CS13002 Programming and Data Structures | Spring semester |
Structures
Now it is time to combine heterogeneous data to form a named collection. For example, think of a student's record that might comprise a name, a roll number, a height and a CGPA. A name and a roll number are strings, a height (in cms, rounded to the nearest integer) is an integer and a CGPA is a floating point value. A structure can be used to combine these different types of data into a single item. Moreover, each constituent field in the composite data is made individually accessible. What we benefit from using structures is a convenient and logical way of looking at and arranging data. That's the basic motivation behind every abstraction.
Defining structures
Structures can be defined by the struct keyword. For example, a student's record can be defined as:
#define MAXLEN 100 struct stud { char name[MAXLEN]; char roll[MAXLEN]; int height; float cgpa; };This declaration gives a user-defined data of type struct stud that has four members: two character arrays of names name and roll, an integer named height and a floating point value named cgpa. The struct declaration only defines a data type but no instances of data of this type. In order to declare specific instances of structure data, one should employ the usual variable declaration procedure.
struct stud thatStudent, FBStudents[60], *studPointer;This declaration defines a structure with the name thatStudent, an array FBStudents consisting of 60 student records and a pointer studPointer to a student record. A single instance of struct stud is depicted in the following figure.
Figure : Example of a simple structureA second example is provided by complex numbers which can be represented as pairs of real numbers. One can use the following structure:
struct comp { double real; double imag; };Here the two fields of the structure are of the same data type and so one can in fact use a double array of size 2 to represent a complex number. However, the above definition enhances readability and highlights the logical (mathematical) structure of a complex number.
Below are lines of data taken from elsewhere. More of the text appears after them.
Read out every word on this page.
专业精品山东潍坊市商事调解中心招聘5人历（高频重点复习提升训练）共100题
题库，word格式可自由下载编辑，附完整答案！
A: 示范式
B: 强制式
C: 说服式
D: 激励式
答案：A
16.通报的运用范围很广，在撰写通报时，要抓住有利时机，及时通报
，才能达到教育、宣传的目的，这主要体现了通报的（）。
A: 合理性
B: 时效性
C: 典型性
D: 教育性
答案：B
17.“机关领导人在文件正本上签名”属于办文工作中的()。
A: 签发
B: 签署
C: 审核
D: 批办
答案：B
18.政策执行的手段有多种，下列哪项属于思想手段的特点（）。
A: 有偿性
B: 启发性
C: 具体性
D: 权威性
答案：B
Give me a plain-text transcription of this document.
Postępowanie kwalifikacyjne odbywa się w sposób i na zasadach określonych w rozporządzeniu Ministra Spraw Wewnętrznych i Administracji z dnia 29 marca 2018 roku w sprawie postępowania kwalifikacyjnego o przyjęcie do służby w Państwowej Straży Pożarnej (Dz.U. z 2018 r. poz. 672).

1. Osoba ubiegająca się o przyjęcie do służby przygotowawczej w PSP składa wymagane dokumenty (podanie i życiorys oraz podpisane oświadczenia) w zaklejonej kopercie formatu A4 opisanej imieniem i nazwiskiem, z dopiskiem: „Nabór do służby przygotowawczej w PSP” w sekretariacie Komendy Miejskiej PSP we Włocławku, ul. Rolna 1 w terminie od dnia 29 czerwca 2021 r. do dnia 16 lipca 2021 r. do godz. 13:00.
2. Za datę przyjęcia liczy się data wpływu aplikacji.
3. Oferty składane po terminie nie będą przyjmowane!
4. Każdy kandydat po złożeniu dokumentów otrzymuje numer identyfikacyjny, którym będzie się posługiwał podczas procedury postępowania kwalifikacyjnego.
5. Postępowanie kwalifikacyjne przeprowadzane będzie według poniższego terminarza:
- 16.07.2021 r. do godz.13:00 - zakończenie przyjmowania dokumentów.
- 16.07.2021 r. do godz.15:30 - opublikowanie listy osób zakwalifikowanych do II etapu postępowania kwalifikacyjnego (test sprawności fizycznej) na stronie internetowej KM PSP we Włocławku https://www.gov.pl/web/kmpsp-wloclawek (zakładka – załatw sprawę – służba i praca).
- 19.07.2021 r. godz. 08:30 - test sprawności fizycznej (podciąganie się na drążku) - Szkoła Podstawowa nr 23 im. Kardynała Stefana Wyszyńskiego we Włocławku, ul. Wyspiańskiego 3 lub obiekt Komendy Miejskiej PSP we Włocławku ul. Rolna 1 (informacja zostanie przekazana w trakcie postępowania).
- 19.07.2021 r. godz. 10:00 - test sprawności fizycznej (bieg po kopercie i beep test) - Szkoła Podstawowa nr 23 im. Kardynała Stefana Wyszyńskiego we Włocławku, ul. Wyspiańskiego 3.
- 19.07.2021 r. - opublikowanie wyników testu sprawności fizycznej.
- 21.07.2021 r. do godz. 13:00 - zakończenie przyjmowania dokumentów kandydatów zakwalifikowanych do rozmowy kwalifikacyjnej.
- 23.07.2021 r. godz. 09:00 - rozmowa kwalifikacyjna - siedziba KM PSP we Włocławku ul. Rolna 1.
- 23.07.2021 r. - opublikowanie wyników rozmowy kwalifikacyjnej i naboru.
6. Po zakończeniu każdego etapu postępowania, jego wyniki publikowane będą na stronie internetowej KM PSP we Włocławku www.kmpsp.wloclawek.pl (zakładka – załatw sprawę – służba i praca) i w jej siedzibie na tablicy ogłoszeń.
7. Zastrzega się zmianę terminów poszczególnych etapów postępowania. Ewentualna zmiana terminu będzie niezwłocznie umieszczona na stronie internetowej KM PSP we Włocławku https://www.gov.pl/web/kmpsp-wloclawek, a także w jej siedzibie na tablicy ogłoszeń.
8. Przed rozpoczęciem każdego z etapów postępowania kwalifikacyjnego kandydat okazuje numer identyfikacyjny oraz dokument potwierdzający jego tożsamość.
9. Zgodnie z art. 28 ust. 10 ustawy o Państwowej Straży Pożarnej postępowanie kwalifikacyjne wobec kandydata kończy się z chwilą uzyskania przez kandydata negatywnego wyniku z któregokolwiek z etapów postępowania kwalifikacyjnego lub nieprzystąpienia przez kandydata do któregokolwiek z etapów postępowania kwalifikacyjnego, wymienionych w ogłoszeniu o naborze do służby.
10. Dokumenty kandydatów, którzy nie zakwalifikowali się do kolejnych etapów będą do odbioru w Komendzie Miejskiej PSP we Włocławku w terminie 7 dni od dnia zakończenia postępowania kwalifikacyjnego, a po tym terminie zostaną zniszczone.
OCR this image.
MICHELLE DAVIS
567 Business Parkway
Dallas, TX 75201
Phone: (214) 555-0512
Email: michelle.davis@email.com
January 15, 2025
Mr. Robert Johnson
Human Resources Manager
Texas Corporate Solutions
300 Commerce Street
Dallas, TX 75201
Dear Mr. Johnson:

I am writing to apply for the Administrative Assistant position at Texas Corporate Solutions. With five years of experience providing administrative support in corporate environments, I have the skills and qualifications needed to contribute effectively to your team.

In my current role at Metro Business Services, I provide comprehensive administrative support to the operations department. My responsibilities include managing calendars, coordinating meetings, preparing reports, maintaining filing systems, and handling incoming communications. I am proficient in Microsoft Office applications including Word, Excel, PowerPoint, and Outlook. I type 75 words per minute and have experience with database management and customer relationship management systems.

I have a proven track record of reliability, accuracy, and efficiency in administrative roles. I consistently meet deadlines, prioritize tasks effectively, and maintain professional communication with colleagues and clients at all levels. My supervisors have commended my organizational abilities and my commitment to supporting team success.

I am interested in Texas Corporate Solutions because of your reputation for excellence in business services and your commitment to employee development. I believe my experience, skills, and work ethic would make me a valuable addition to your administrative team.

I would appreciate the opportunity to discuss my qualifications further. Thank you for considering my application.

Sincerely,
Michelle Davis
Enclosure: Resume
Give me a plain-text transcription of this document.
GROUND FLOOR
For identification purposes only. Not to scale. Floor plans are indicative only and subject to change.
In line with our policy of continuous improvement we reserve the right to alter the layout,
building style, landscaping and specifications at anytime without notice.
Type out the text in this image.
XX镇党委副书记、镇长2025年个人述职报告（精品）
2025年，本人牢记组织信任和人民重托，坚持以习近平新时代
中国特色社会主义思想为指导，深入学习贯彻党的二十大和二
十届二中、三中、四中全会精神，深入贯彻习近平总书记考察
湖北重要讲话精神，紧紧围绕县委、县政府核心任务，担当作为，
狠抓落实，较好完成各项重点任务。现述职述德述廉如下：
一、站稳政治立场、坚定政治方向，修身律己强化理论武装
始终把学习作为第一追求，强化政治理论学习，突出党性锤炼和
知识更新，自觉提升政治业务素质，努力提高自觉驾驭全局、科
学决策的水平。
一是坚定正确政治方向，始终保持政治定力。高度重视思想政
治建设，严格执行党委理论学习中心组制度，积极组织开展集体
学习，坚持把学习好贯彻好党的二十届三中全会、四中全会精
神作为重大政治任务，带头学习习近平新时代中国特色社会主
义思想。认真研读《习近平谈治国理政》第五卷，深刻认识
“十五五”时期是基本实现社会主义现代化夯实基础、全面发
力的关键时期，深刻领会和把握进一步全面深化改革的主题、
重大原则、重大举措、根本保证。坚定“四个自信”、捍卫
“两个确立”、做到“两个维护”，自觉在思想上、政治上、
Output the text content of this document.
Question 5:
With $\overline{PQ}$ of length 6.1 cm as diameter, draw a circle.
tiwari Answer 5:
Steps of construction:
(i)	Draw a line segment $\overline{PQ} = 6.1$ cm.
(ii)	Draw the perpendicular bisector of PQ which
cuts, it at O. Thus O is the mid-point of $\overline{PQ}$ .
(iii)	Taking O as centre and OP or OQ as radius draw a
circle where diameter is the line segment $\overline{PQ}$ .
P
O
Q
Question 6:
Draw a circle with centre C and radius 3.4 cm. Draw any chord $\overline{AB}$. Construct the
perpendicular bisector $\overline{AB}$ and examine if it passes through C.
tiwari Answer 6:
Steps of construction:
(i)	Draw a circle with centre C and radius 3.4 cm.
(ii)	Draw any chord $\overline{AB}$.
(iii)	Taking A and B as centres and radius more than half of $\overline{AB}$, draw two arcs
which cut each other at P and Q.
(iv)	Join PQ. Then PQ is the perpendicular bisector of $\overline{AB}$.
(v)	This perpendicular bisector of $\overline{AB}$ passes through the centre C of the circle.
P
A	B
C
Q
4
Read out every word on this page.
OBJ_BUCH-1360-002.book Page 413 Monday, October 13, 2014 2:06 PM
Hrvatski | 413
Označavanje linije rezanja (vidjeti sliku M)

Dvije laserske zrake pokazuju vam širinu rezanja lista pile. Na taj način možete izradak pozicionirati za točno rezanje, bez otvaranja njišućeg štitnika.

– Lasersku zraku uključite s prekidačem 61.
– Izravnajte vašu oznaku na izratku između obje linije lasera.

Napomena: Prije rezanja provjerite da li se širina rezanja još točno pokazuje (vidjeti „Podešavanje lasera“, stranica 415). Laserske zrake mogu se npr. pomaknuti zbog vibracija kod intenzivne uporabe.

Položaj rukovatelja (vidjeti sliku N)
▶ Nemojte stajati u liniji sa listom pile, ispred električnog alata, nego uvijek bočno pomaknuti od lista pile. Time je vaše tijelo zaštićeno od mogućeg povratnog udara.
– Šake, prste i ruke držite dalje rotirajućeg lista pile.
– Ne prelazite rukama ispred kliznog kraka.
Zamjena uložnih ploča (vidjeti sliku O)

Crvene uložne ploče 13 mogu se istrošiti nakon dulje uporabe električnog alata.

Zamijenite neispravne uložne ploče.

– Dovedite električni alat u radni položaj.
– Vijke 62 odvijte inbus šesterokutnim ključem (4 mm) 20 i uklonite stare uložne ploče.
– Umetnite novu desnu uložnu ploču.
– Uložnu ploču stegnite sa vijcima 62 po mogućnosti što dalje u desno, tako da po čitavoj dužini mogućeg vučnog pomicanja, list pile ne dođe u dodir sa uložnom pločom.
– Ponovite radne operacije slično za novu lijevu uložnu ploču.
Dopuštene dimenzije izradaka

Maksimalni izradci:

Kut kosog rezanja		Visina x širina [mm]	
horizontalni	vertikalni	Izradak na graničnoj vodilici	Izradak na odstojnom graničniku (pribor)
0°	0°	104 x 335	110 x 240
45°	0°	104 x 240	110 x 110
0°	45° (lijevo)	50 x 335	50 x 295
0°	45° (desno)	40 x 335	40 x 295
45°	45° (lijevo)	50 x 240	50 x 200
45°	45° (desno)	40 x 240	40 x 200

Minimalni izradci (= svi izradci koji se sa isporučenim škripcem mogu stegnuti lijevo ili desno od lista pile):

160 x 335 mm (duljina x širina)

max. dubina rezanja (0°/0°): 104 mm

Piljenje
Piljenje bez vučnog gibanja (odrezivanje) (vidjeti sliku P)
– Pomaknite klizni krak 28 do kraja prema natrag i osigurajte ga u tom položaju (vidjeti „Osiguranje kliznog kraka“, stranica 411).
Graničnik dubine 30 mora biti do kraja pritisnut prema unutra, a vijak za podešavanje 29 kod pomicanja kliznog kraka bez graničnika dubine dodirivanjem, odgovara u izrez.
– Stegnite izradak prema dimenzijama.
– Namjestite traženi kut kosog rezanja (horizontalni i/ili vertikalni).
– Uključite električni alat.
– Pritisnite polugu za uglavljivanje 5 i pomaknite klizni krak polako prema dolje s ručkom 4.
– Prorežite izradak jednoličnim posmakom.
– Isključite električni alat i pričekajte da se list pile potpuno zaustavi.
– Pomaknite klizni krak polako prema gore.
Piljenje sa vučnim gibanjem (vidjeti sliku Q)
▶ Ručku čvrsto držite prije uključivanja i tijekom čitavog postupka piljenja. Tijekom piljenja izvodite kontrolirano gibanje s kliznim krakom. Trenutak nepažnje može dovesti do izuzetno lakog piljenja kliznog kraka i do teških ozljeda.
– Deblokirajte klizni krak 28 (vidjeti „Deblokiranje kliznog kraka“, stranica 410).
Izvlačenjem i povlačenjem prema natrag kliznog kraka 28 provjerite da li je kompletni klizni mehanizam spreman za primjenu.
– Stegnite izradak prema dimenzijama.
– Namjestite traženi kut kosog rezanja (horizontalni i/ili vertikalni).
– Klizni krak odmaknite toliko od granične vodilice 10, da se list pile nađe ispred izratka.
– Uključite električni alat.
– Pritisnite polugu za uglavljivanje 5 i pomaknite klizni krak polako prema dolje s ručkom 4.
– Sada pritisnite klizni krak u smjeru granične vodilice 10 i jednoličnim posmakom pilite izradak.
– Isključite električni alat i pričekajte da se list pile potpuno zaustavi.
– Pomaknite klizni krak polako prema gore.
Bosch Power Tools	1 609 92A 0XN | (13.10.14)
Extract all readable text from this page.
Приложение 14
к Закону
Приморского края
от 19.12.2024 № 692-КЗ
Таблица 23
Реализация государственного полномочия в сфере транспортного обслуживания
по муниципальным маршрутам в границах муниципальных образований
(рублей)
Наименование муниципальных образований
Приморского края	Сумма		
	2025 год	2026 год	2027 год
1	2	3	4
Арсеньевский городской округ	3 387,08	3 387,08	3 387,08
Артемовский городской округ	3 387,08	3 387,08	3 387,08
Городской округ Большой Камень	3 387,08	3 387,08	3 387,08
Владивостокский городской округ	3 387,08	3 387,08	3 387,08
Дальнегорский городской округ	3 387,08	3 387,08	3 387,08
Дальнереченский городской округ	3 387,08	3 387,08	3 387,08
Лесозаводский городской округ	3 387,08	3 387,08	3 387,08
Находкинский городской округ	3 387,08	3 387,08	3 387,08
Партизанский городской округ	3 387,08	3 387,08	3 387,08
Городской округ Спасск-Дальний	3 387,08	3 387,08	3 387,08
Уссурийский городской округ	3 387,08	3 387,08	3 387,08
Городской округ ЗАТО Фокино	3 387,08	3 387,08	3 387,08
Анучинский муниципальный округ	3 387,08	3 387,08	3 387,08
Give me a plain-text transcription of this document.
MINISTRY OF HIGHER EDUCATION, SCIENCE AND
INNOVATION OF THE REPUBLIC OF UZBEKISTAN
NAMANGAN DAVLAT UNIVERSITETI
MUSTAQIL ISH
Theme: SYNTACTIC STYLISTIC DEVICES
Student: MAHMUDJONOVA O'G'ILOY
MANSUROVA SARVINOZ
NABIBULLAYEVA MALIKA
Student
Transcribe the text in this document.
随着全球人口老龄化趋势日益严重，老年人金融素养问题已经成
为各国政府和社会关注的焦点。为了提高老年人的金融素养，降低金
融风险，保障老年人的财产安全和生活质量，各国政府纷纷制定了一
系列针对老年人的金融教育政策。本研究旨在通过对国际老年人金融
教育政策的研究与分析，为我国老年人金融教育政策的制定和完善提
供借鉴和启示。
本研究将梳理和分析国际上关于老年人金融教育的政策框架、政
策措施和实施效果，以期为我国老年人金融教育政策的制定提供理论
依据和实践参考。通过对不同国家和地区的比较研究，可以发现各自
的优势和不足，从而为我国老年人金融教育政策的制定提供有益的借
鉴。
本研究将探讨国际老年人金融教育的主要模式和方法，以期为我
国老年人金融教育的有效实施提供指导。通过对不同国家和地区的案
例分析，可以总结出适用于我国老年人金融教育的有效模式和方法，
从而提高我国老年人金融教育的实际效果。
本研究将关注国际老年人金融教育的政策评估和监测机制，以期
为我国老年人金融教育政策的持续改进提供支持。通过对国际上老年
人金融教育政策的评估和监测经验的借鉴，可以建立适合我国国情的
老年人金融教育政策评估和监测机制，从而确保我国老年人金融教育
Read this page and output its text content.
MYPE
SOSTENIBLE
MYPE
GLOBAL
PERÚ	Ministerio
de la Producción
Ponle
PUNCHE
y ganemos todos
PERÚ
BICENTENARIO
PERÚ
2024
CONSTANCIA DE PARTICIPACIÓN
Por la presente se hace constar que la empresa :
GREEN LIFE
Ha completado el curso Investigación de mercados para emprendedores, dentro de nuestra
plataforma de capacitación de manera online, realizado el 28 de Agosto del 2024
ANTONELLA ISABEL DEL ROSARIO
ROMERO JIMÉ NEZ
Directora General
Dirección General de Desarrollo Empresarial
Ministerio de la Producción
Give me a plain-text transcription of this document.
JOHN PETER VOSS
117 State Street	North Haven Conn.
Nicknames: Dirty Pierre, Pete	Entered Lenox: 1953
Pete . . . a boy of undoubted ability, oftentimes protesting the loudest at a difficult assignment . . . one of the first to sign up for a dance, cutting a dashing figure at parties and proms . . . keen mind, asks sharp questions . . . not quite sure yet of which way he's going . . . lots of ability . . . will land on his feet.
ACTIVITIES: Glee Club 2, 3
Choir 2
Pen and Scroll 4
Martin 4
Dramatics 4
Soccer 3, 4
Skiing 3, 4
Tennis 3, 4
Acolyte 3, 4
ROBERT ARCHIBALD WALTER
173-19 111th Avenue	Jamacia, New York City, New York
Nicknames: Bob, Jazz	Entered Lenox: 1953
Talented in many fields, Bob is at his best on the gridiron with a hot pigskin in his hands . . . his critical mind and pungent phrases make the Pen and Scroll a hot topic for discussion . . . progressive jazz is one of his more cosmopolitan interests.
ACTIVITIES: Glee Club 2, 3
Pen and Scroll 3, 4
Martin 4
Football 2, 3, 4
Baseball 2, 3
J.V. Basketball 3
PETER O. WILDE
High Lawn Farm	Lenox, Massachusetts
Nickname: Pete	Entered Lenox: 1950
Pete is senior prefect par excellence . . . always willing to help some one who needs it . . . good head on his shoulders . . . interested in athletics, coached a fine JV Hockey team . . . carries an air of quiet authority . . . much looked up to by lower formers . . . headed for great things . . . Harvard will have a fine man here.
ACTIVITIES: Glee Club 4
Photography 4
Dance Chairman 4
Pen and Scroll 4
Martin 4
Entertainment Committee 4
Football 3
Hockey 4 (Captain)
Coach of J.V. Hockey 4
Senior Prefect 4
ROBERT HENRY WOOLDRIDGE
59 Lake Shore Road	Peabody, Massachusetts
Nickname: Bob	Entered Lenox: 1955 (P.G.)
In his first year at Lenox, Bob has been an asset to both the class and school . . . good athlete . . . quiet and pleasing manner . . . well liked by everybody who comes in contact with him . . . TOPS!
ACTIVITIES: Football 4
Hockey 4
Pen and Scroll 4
One then uses the declaration
struct comp z, z1, z2;to obtain specific instances of complex numbers.
Type definitions
The typedef declarations are used to rename data types in C. For example, if one plans to work with unsigned long long int variables, but plans not to write that big a name, one may define the following short-cut:
typedef unsigned long long int ull;After this definition, the data type unsigned long long int can be called also as ull, i.e., one can declare variables as:
ull n, array[100], *ptr;One can also typedef pointers and arrays:
typedef ull *ullPointer; typedef ull ullArray[128];Here we assume that unsigned long long int is already typedef'd as ull. We use this definition to typedef two other data types. First, ullPointer is defined to be a pointer to an unsigned long long int, whereas ullArray is defined to be an array of 128 unsigned long long int data. One can instantiate data of these types in the usual way:
ullPointer p;defines a pointer variable p, whereas
ullArray A;defines an array A of 128 unsigned long long int data.
In an analogous way, one can use typedef's to give short single-word names to structure data types. For example, the declarations
typedef struct stud student; typedef struct comp complex;give names student and complex to the user-defined data types struct stud and struct comp. The following variable declarations are legal after these typedef's:
student thatStudent, FBStudents[60], *studPointer; complex z, z1, z2;One can combine a struct declaration and a subsequent typedef as follows:
typedef struct stud { char name[MAXLEN]; char roll[MAXLEN]; int height; float cgpa; } student; typedef struct { double real; double imag; } complex;Since the new struct data type is now given an explicit name (like student or complex), it is not necessary to give any tag after the keyword struct. This is what we have done for the complex data type. Notice, however, that using a tag after struct is not prohibited (see the definition of student) and is indeed essential in a particular situation that we will describe towards the end of this chapter.
Initializing structures
Structures can be initialized much in the same way as arrays can be -- by a curly-braced comma-separated list of initializing constant values for the individual members. For example, the above student record can be initialized as:
struct stud thatStudent = { "Foolan Barik", "03FB1331", 175, 9.81 };or with the typedef'd name as:
student thatStudent = { "Foolan Barik", "03FB1331", 175, 9.81 };Initializing values populate the members of the variable in the same order as they appear in the struct declaration. For the above example, the string name receives the value "Foolan Barik", roll the value "03FB1331", height the value 175 and cgpa the value 9.81.
Accessing members of structures
Accessing individual members of a structure is different from what is done with arrays. Now one should write the name of a structure variable followed by a dot (.) and then by the formal name given to the member. For example, if thatStudent is initialized as above, thatStudent.name refers to the string "Foolan Barik", thatStudent.roll refers to the string "03FB1331", thatStudent.height refers to the integer value 175 and thatStudent.cgpa to the floating point value 9.81.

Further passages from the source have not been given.